I agree a contract has been signed and one should honor one's commitments. However, I doubt that either of us will ever be sub-prime borrowers.

 
At 7/23/2008 10:31 AM, Anonymous Anonymous said...

Between 2005 and 2008 default rates in Texas have remained basically unchanged. Rates in California and other supply restricted communities have skyrocketed

And what's your position Brian. Are you stating that when the oil market collapsed in the 1980's, Texas/Colorado mortgage delinquency rates were lower than the California/Florida rates today. Or are you just stating that Texas sucks all the time? Do you have a citation in support of your position? Probably not and just like Sowell, you are blowing the libertarian smoke

_________________________________

Well for what its worth anon apparently: CNBC doesn't agree with you


As usual juandos, working in the airline industry at 35000 feet has crimped the oxygen supply to your brain.
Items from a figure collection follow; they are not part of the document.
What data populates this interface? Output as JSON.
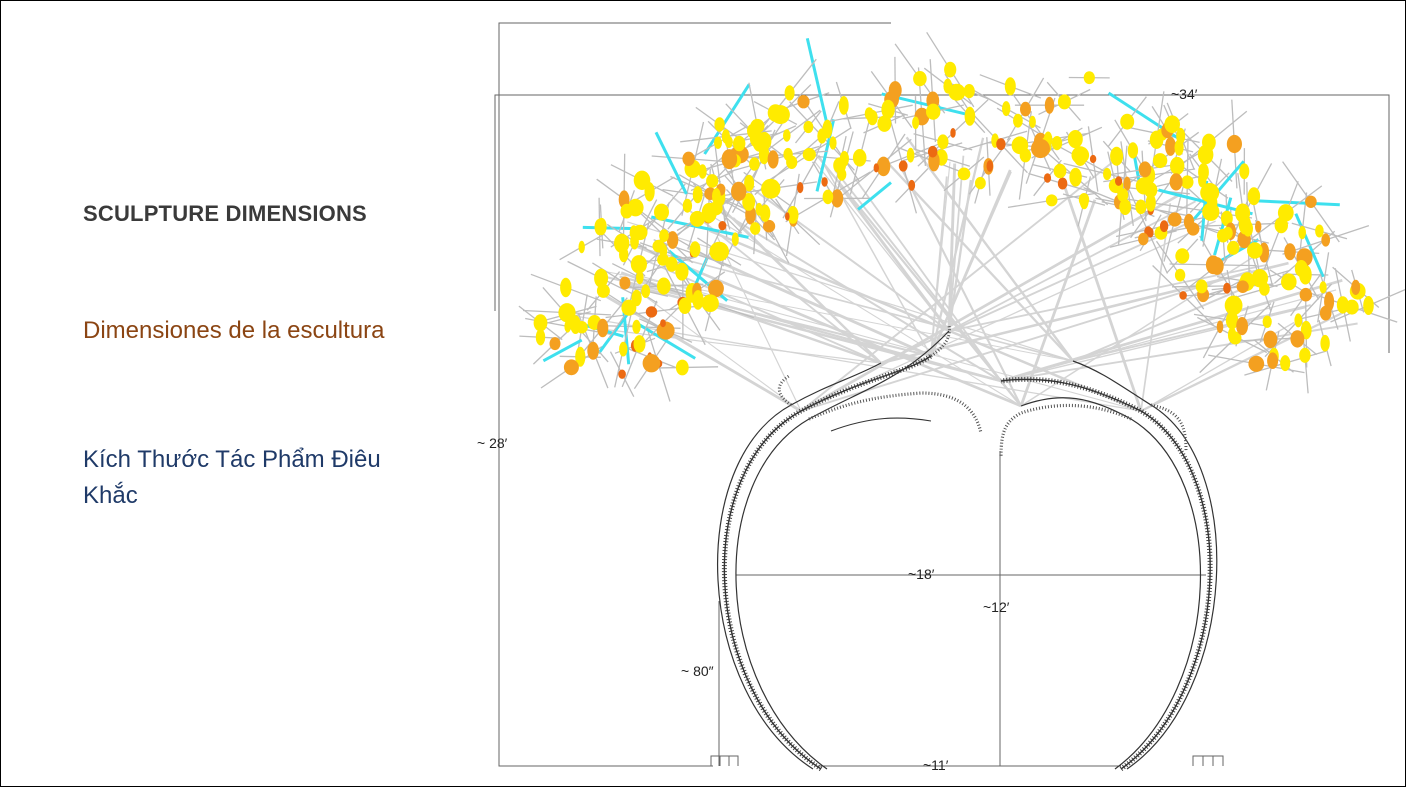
{
  "slide": {
    "heading_en": "SCULPTURE DIMENSIONS",
    "heading_es": "Dimensiones de la escultura",
    "heading_vi": "Kích Thước Tác Phẩm Điêu Khắc"
  },
  "diagram": {
    "dimensions": {
      "canopy_width": "~34′",
      "total_height": "~ 28′",
      "arch_width": "~18′",
      "arch_height": "~12′",
      "base_width": "~11′",
      "clearance": "~ 80″"
    },
    "colors": {
      "yellow_disc": "#ffeb00",
      "orange_disc": "#f4a020",
      "red_orange_disc": "#ec6a12",
      "cyan_stick": "#3ee0ee",
      "stick": "#bdbdbd",
      "line": "#555555"
    }
  }
}
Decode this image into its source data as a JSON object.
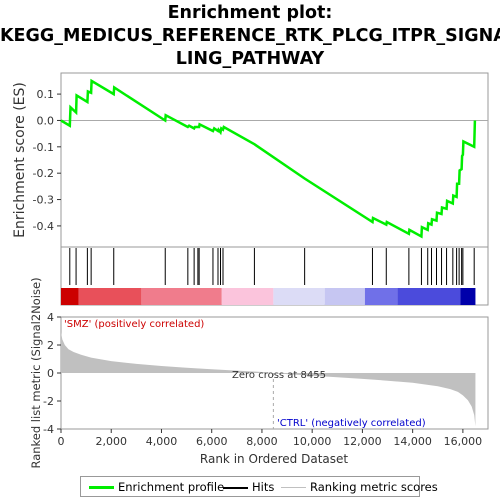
{
  "title_lines": [
    "Enrichment plot:",
    "KEGG_MEDICUS_REFERENCE_RTK_PLCG_ITPR_SIGNA",
    "LING_PATHWAY"
  ],
  "colors": {
    "es_line": "#00ee00",
    "hit": "#000000",
    "metric_fill": "#c0c0c0",
    "pos_label": "#cc0000",
    "neg_label": "#0000cc",
    "zero_line": "#aaaaaa"
  },
  "legend": {
    "enrichment_profile": "Enrichment profile",
    "hits": "Hits",
    "ranking_metric_scores": "Ranking metric scores"
  },
  "chart_data": [
    {
      "type": "line",
      "ylabel": "Enrichment score (ES)",
      "ylim": [
        -0.48,
        0.18
      ],
      "yticks": [
        0.1,
        0.0,
        -0.1,
        -0.2,
        -0.3,
        -0.4
      ],
      "ytick_labels": [
        "0.1",
        "0.0",
        "-0.1",
        "-0.2",
        "-0.3",
        "-0.4"
      ],
      "xlim": [
        0,
        17000
      ],
      "grid": false,
      "series": [
        {
          "x": [
            0,
            350,
            380,
            600,
            620,
            1050,
            1070,
            1200,
            1220,
            2100,
            2120,
            4150,
            4170,
            5050,
            5100,
            5300,
            5330,
            5500,
            5520,
            6050,
            6100,
            6250,
            6270,
            6350,
            6380,
            6450,
            6480,
            7700,
            9700,
            12400,
            12420,
            12950,
            12970,
            13850,
            13870,
            14350,
            14370,
            14600,
            14620,
            14750,
            14770,
            14950,
            14970,
            15150,
            15170,
            15350,
            15370,
            15600,
            15620,
            15750,
            15770,
            15850,
            15870,
            15950,
            15970,
            16000,
            16020,
            16450,
            16480
          ],
          "y": [
            0.0,
            -0.02,
            0.05,
            0.03,
            0.095,
            0.07,
            0.11,
            0.105,
            0.15,
            0.1,
            0.125,
            0.0,
            0.02,
            -0.025,
            -0.02,
            -0.03,
            -0.025,
            -0.025,
            -0.015,
            -0.04,
            -0.03,
            -0.04,
            -0.035,
            -0.045,
            -0.03,
            -0.035,
            -0.025,
            -0.09,
            -0.22,
            -0.385,
            -0.37,
            -0.395,
            -0.385,
            -0.43,
            -0.415,
            -0.44,
            -0.405,
            -0.415,
            -0.39,
            -0.395,
            -0.375,
            -0.38,
            -0.35,
            -0.355,
            -0.33,
            -0.335,
            -0.305,
            -0.315,
            -0.285,
            -0.29,
            -0.24,
            -0.24,
            -0.19,
            -0.185,
            -0.135,
            -0.13,
            -0.08,
            -0.1,
            0.0
          ]
        }
      ]
    },
    {
      "type": "scatter",
      "series_note": "",
      "hits": [
        350,
        600,
        1050,
        1200,
        2100,
        4150,
        5050,
        5300,
        5450,
        5500,
        6050,
        6250,
        6350,
        6450,
        7700,
        9700,
        12400,
        12950,
        13850,
        14350,
        14600,
        14750,
        14950,
        15150,
        15350,
        15600,
        15750,
        15850,
        15950,
        16000,
        16450
      ]
    },
    {
      "type": "area",
      "xlabel": "Rank in Ordered Dataset",
      "ylabel": "Ranked list metric (Signal2Noise)",
      "xlim": [
        0,
        17000
      ],
      "ylim": [
        -4,
        4
      ],
      "yticks": [
        4,
        2,
        0,
        -2,
        -4
      ],
      "ytick_labels": [
        "4",
        "2",
        "0",
        "-2",
        "-4"
      ],
      "xticks": [
        0,
        2000,
        4000,
        6000,
        8000,
        10000,
        12000,
        14000,
        16000
      ],
      "xtick_labels": [
        "0",
        "2,000",
        "4,000",
        "6,000",
        "8,000",
        "10,000",
        "12,000",
        "14,000",
        "16,000"
      ],
      "x": [
        0,
        50,
        150,
        300,
        500,
        800,
        1200,
        2000,
        3000,
        4000,
        5000,
        6000,
        7000,
        8000,
        8455,
        9000,
        10000,
        11000,
        12000,
        13000,
        14000,
        14500,
        15000,
        15500,
        15800,
        16000,
        16200,
        16350,
        16450,
        16500
      ],
      "y": [
        2.9,
        2.4,
        2.0,
        1.7,
        1.5,
        1.3,
        1.1,
        0.85,
        0.65,
        0.5,
        0.38,
        0.27,
        0.17,
        0.07,
        0.0,
        -0.08,
        -0.2,
        -0.3,
        -0.42,
        -0.55,
        -0.7,
        -0.82,
        -0.95,
        -1.15,
        -1.35,
        -1.6,
        -1.95,
        -2.4,
        -3.0,
        -3.8
      ],
      "pos_label": "'SMZ' (positively correlated)",
      "neg_label": "'CTRL' (negatively correlated)",
      "zero_cross_label": "Zero cross at 8455",
      "zero_cross": 8455,
      "color_bands": [
        {
          "from": 0,
          "to": 700,
          "color": "#cc0000"
        },
        {
          "from": 700,
          "to": 3200,
          "color": "#e8505a"
        },
        {
          "from": 3200,
          "to": 6400,
          "color": "#f07c8c"
        },
        {
          "from": 6400,
          "to": 8455,
          "color": "#fbc4dc"
        },
        {
          "from": 8455,
          "to": 10500,
          "color": "#dcdcf6"
        },
        {
          "from": 10500,
          "to": 12100,
          "color": "#c6c6f2"
        },
        {
          "from": 12100,
          "to": 13400,
          "color": "#7070e8"
        },
        {
          "from": 13400,
          "to": 15900,
          "color": "#4b4bdc"
        },
        {
          "from": 15900,
          "to": 16500,
          "color": "#0000aa"
        }
      ]
    }
  ]
}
You are a year late and a bankruptcy or two shy with your data.

_________________________________

Well, qt, I believe I'm the only anon above you on this thread. Congratulations, you have isolated the problem. Maybe you should talk to Brian about the 1980's Texas walkaways.

 
At 7/23/2008 11:04 AM, Blogger juandos said...
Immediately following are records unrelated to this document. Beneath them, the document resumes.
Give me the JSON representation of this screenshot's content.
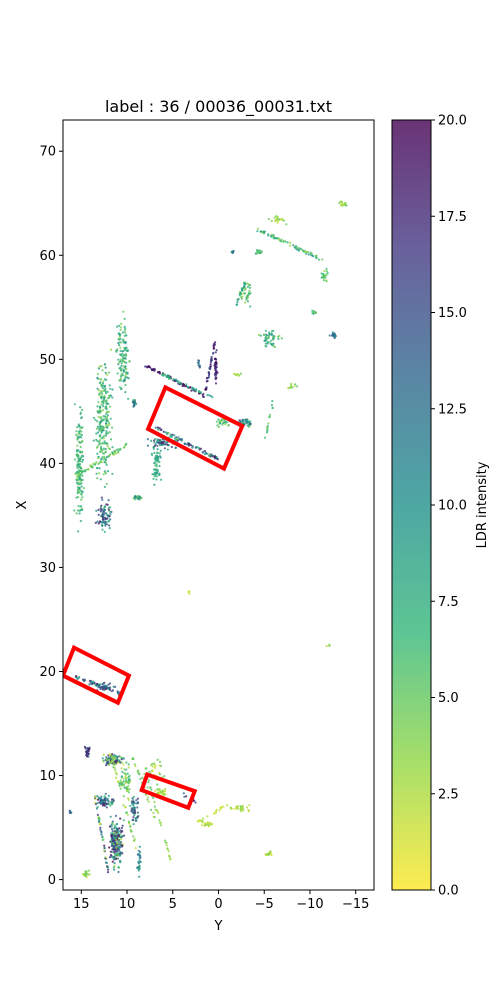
{
  "chart_data": {
    "type": "scatter",
    "title": "label : 36 / 00036_00031.txt",
    "xlabel": "Y",
    "ylabel": "X",
    "x_axis_inverted": true,
    "xlim": [
      17,
      -17
    ],
    "ylim": [
      -1,
      73
    ],
    "xticks": [
      15,
      10,
      5,
      0,
      -5,
      -10,
      -15
    ],
    "xtick_labels": [
      "15",
      "10",
      "5",
      "0",
      "−5",
      "−10",
      "−15"
    ],
    "yticks": [
      0,
      10,
      20,
      30,
      40,
      50,
      60,
      70
    ],
    "ytick_labels": [
      "0",
      "10",
      "20",
      "30",
      "40",
      "50",
      "60",
      "70"
    ],
    "grid": false,
    "colorbar": {
      "label": "LDR intensity",
      "range": [
        0,
        20
      ],
      "ticks": [
        0,
        2.5,
        5,
        7.5,
        10,
        12.5,
        15,
        17.5,
        20
      ],
      "tick_labels": [
        "0.0",
        "2.5",
        "5.0",
        "7.5",
        "10.0",
        "12.5",
        "15.0",
        "17.5",
        "20.0"
      ],
      "colormap": "viridis_r",
      "stops": [
        "#fde725",
        "#90d743",
        "#35b779",
        "#21918c",
        "#31688e",
        "#443983",
        "#440154"
      ],
      "alpha": 0.8
    },
    "boxes": [
      {
        "name": "box-1",
        "color": "#ff0000",
        "corners": [
          [
            5.8,
            47.3
          ],
          [
            -2.6,
            43.6
          ],
          [
            -0.6,
            39.5
          ],
          [
            7.7,
            43.3
          ]
        ]
      },
      {
        "name": "box-2",
        "color": "#ff0000",
        "corners": [
          [
            15.8,
            22.3
          ],
          [
            9.8,
            19.6
          ],
          [
            11.0,
            17.0
          ],
          [
            17.0,
            19.6
          ]
        ]
      },
      {
        "name": "box-3",
        "color": "#ff0000",
        "corners": [
          [
            7.8,
            10.1
          ],
          [
            2.6,
            8.5
          ],
          [
            3.3,
            6.9
          ],
          [
            8.4,
            8.6
          ]
        ]
      }
    ],
    "clusters": [
      {
        "x": 15.2,
        "y": 40,
        "sx": 0.6,
        "sy": 7,
        "n": 160,
        "imin": 4,
        "imax": 9
      },
      {
        "x": 12.6,
        "y": 44,
        "sx": 1.3,
        "sy": 8,
        "n": 240,
        "imin": 3,
        "imax": 10
      },
      {
        "x": 10.4,
        "y": 50,
        "sx": 1.0,
        "sy": 5,
        "n": 120,
        "imin": 4,
        "imax": 10
      },
      {
        "x": 12.5,
        "y": 35,
        "sx": 1.2,
        "sy": 2,
        "n": 80,
        "imin": 6,
        "imax": 20
      },
      {
        "x": 9.2,
        "y": 45.8,
        "sx": 0.3,
        "sy": 0.5,
        "n": 20,
        "imin": 6,
        "imax": 16
      },
      {
        "x": 6.8,
        "y": 40,
        "sx": 0.7,
        "sy": 3,
        "n": 60,
        "imin": 6,
        "imax": 10
      },
      {
        "x": 8.8,
        "y": 36.7,
        "sx": 0.7,
        "sy": 0.3,
        "n": 30,
        "imin": 3,
        "imax": 14
      },
      {
        "x": 0.3,
        "y": 49.2,
        "sx": 0.2,
        "sy": 2.2,
        "n": 40,
        "imin": 16,
        "imax": 20
      },
      {
        "x": -0.5,
        "y": 44,
        "sx": 1.0,
        "sy": 0.6,
        "n": 30,
        "imin": 3,
        "imax": 8
      },
      {
        "x": -3.0,
        "y": 44,
        "sx": 1.0,
        "sy": 0.6,
        "n": 40,
        "imin": 4,
        "imax": 14
      },
      {
        "x": -5.5,
        "y": 52,
        "sx": 1.8,
        "sy": 1.2,
        "n": 50,
        "imin": 4,
        "imax": 10
      },
      {
        "x": -12.5,
        "y": 52.3,
        "sx": 0.6,
        "sy": 0.3,
        "n": 20,
        "imin": 10,
        "imax": 14
      },
      {
        "x": -10.5,
        "y": 54.5,
        "sx": 0.5,
        "sy": 0.3,
        "n": 10,
        "imin": 4,
        "imax": 8
      },
      {
        "x": -11.5,
        "y": 58,
        "sx": 0.6,
        "sy": 1.0,
        "n": 20,
        "imin": 3,
        "imax": 8
      },
      {
        "x": -3,
        "y": 56.3,
        "sx": 0.8,
        "sy": 1.8,
        "n": 35,
        "imin": 3,
        "imax": 8
      },
      {
        "x": -4.4,
        "y": 60.3,
        "sx": 0.6,
        "sy": 0.3,
        "n": 15,
        "imin": 4,
        "imax": 9
      },
      {
        "x": -1.5,
        "y": 60.3,
        "sx": 0.2,
        "sy": 0.2,
        "n": 8,
        "imin": 8,
        "imax": 16
      },
      {
        "x": -6.5,
        "y": 63.4,
        "sx": 1.2,
        "sy": 0.5,
        "n": 20,
        "imin": 1,
        "imax": 5
      },
      {
        "x": -13.5,
        "y": 65,
        "sx": 1.0,
        "sy": 0.4,
        "n": 15,
        "imin": 2,
        "imax": 6
      },
      {
        "x": 11.5,
        "y": 11.5,
        "sx": 1.6,
        "sy": 0.7,
        "n": 90,
        "imin": 1,
        "imax": 20
      },
      {
        "x": 14.3,
        "y": 12.3,
        "sx": 0.4,
        "sy": 0.8,
        "n": 30,
        "imin": 12,
        "imax": 20
      },
      {
        "x": 10.2,
        "y": 9.5,
        "sx": 0.8,
        "sy": 2.4,
        "n": 60,
        "imin": 2,
        "imax": 8
      },
      {
        "x": 11.2,
        "y": 3.5,
        "sx": 1.0,
        "sy": 3.0,
        "n": 220,
        "imin": 2,
        "imax": 20
      },
      {
        "x": 12.5,
        "y": 7.5,
        "sx": 1.3,
        "sy": 0.8,
        "n": 70,
        "imin": 6,
        "imax": 20
      },
      {
        "x": 9.2,
        "y": 6.8,
        "sx": 0.6,
        "sy": 1.8,
        "n": 50,
        "imin": 6,
        "imax": 20
      },
      {
        "x": 7.2,
        "y": 10.2,
        "sx": 1.8,
        "sy": 1.6,
        "n": 40,
        "imin": 1,
        "imax": 6
      },
      {
        "x": 14.5,
        "y": 0.6,
        "sx": 0.6,
        "sy": 0.6,
        "n": 20,
        "imin": 2,
        "imax": 6
      },
      {
        "x": 8.7,
        "y": 1.8,
        "sx": 0.3,
        "sy": 2.0,
        "n": 25,
        "imin": 8,
        "imax": 14
      },
      {
        "x": 1.2,
        "y": 5.3,
        "sx": 0.8,
        "sy": 0.4,
        "n": 20,
        "imin": 1,
        "imax": 4
      },
      {
        "x": -2.5,
        "y": 6.8,
        "sx": 1.5,
        "sy": 0.6,
        "n": 25,
        "imin": 1,
        "imax": 4
      },
      {
        "x": -5.5,
        "y": 2.5,
        "sx": 0.8,
        "sy": 0.4,
        "n": 15,
        "imin": 1,
        "imax": 4
      },
      {
        "x": 3.2,
        "y": 27.6,
        "sx": 0.2,
        "sy": 0.2,
        "n": 5,
        "imin": 1,
        "imax": 4
      },
      {
        "x": 16.2,
        "y": 6.5,
        "sx": 0.2,
        "sy": 0.3,
        "n": 6,
        "imin": 8,
        "imax": 14
      },
      {
        "x": -12.0,
        "y": 22.5,
        "sx": 0.3,
        "sy": 0.2,
        "n": 4,
        "imin": 2,
        "imax": 5
      },
      {
        "x": -2.0,
        "y": 48.5,
        "sx": 0.8,
        "sy": 0.2,
        "n": 8,
        "imin": 2,
        "imax": 5
      },
      {
        "x": -8.0,
        "y": 47.5,
        "sx": 1.0,
        "sy": 0.4,
        "n": 10,
        "imin": 2,
        "imax": 6
      },
      {
        "x": 6.3,
        "y": 8.3,
        "sx": 0.9,
        "sy": 0.7,
        "n": 30,
        "imin": 1,
        "imax": 4
      },
      {
        "x": 12.5,
        "y": 18.5,
        "sx": 1.5,
        "sy": 0.5,
        "n": 40,
        "imin": 8,
        "imax": 20
      },
      {
        "x": 6,
        "y": 42,
        "sx": 2.2,
        "sy": 0.8,
        "n": 60,
        "imin": 6,
        "imax": 20
      }
    ],
    "segments": [
      {
        "x1": 8.2,
        "y1": 49.5,
        "x2": 1.5,
        "y2": 46.5,
        "n": 70,
        "imin": 17,
        "imax": 20
      },
      {
        "x1": 1.5,
        "y1": 46.7,
        "x2": 0.4,
        "y2": 51.6,
        "n": 45,
        "imin": 14,
        "imax": 20
      },
      {
        "x1": 6.8,
        "y1": 43.4,
        "x2": 0.0,
        "y2": 40.4,
        "n": 80,
        "imin": 4,
        "imax": 20
      },
      {
        "x1": 15.6,
        "y1": 19.5,
        "x2": 10.8,
        "y2": 17.9,
        "n": 50,
        "imin": 8,
        "imax": 20
      },
      {
        "x1": -4.2,
        "y1": 62.5,
        "x2": -11.5,
        "y2": 59.5,
        "n": 70,
        "imin": 3,
        "imax": 10
      },
      {
        "x1": 2.2,
        "y1": 49.8,
        "x2": 2.0,
        "y2": 49.2,
        "n": 10,
        "imin": 10,
        "imax": 16
      },
      {
        "x1": 15.5,
        "y1": 38.8,
        "x2": 10.0,
        "y2": 41.8,
        "n": 60,
        "imin": 3,
        "imax": 7
      },
      {
        "x1": 6.3,
        "y1": 48.6,
        "x2": 0.5,
        "y2": 46.3,
        "n": 40,
        "imin": 6,
        "imax": 10
      },
      {
        "x1": -1.8,
        "y1": 55.0,
        "x2": -3.0,
        "y2": 57.5,
        "n": 20,
        "imin": 6,
        "imax": 10
      },
      {
        "x1": -6.0,
        "y1": 46.0,
        "x2": -5.0,
        "y2": 42.0,
        "n": 15,
        "imin": 4,
        "imax": 8
      },
      {
        "x1": 11.8,
        "y1": 12.2,
        "x2": 9.0,
        "y2": 3.0,
        "n": 40,
        "imin": 1,
        "imax": 6
      },
      {
        "x1": 7.8,
        "y1": 10.0,
        "x2": 5.2,
        "y2": 1.8,
        "n": 30,
        "imin": 2,
        "imax": 6
      },
      {
        "x1": 9.5,
        "y1": 12.0,
        "x2": 7.0,
        "y2": 6.0,
        "n": 25,
        "imin": 2,
        "imax": 6
      },
      {
        "x1": 13.5,
        "y1": 8.0,
        "x2": 12.0,
        "y2": 0.5,
        "n": 45,
        "imin": 1,
        "imax": 20
      },
      {
        "x1": 2.2,
        "y1": 5.6,
        "x2": -1.0,
        "y2": 7.2,
        "n": 20,
        "imin": 1,
        "imax": 3
      },
      {
        "x1": 3.8,
        "y1": 8.2,
        "x2": 2.5,
        "y2": 7.5,
        "n": 10,
        "imin": 12,
        "imax": 20
      }
    ]
  }
}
Typical of you anon @ 10:31 AM not to do your homework...

I do know as a Texan (regardless of the year and the 14 month old CNBC article) that Texas STILL has a problem with mortgage delinquency rates...

Home foreclosures in the state increased to 0.6 percent in third quarter 2007—slightly below the U.S. rate of 0.8 percent. Mortgage delinquencies also rose. Texas delinquencies for all loans 90 days past due were 1.6 percent in the quarter—higher than the U.S. rate of 1.3 percent...

Got anymore fairy tales anon?

 
At 7/23/2008 11:46 AM, Anonymous Anonymous said...

"Well, qt, I believe I'm the only anon above you on this thread. Congratulations, you have isolated the problem. Maybe you should talk to Brian about the 1980's Texas walkaways."

I'm really wounded here...pardon me while I break into an aria.
Is that the best you can do "go talk to Brian"? Good grief

Not every economist is unaware of the phenomenon of homeowners who choose their self-interest over morality (hey, there are even businesses trying to tap into these folks, see www.youwalkaway.com):

http://economistsview.typepad.com/economistsview/2007/12/walking-away-fr.html

http://globaleconomicanalysis.blogspot.com/2008/04/walking-away-next-mortgage-crisis.html

Most of us are also aware of the work of Ed Glaeser on housing prices:

http://www.nytimes.com/2006/03/05/magazine/305glaeser.1.html

You could try offering your own ideas on the sub-prime problem but then, the easiest job in the world is being a critic.

"Above you"...hmmm, I sincerely doubt that but if it makes you feel "special"...whatever lights your candle.

 
At 7/23/2008 12:21 PM, Anonymous Anonymous said...

Above you"...hmmm, I sincerely doubt that but if it makes you feel "special"...whatever lights your candle

You are a real special candle, qt. Can I clean my ears with your Q-Tip?

 
At 7/23/2008 1:11 PM, Anonymous Anonymous said...

Anon.

Thank you for providing me with information regarding HTML.

Nice to know that you are not a complete git...despite the great impersonation.

 
At 7/23/2008 2:22 PM, Blogger Brian Shelley said...

"And what's your position Brian."

High prices were caused by restricted supply. Foreclosure rates were masked by high growth rates. Foreclosures exploded AFTER price drops. Restricted supply introduced volatility to the housing market.

"Are you stating that when the oil market collapsed in the 1980's, Texas/Colorado mortgage delinquency rates were lower than the California/Florida rates today. Or are you just stating that Texas sucks all the time?"

1980's? No, and I wouldn't be shocked if TX had higher foreclosure rates long term than CA.

"Do you have a citation in support of your position?"

Send me an e-mail and I will send you my numbers. I had to painstakingly pull them from pdf's at RealtyTrac.

Jan. 2006
Foreclosures
California - 9354
Texas - 14669

Mar. 2008
Foreclosures
California - 64711
Texas - 10700

The last number for Texas is deceivingly low. The slope of the 27 data points is -40/month.